Without any shadow of doubt the feast commemorating the shipwreck of St Paul which is celebrated in Valletta is rooted in history.  Clearly, once the parish church dedicated to this event had been built, both the clergy and the parishoners started celebrating in a fitting manner every year, the feast of the Shipwreck of St Paul in Malta.
Altough it sdtarted as a parish feast, celebrations soon assumed a diocesan and national dimension through the active participation of the diocesan bishop and the Grand Master of the Order of St John, ruler of the islands.
For a number of years the bishop participated in the festivties together with the chapter of the Mdina Cathedral.  These latter were present only during the procession given that at its inception the commemoration of the Shipwreck of St Paul was celebrated on the 25th of January namely the liturgical feast of the Conversion of St Paul on the road to Damascus.
Consequently, for a long stretch of years, the feast of the Shipwreck did not enjoy any exclusive date for its celebration unlike the present state of things.

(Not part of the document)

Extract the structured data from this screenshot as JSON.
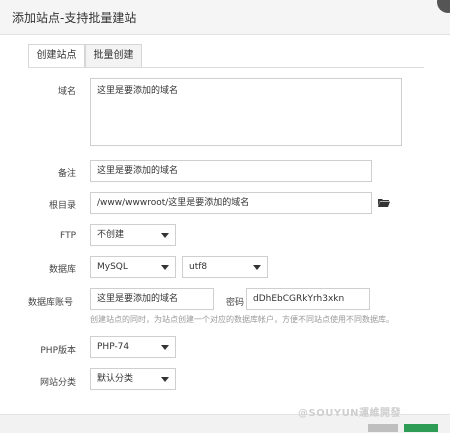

The choice of the 10th February

In 1684 Fra Davide Cocco Palmieri became bishop of Malta.  This prelate had much to heart the providential shipwreck of St Paul on the Maltese Islands with its extraordinary significance for the inhabitants.  Like all his predecessors he never missed participating in the solemn procession of St Paul in Valletta, on the Sunday following the feast of the conversion. However, Cocco Palmieri felt that an important occasion such as the feast of the Shipwreck of St Paul merited special commemoration with a specific proper date in the local Church liturgical calendar.  The bishop was of the opinion that this date should not coincide with the feast of the Conversion on the 25th January.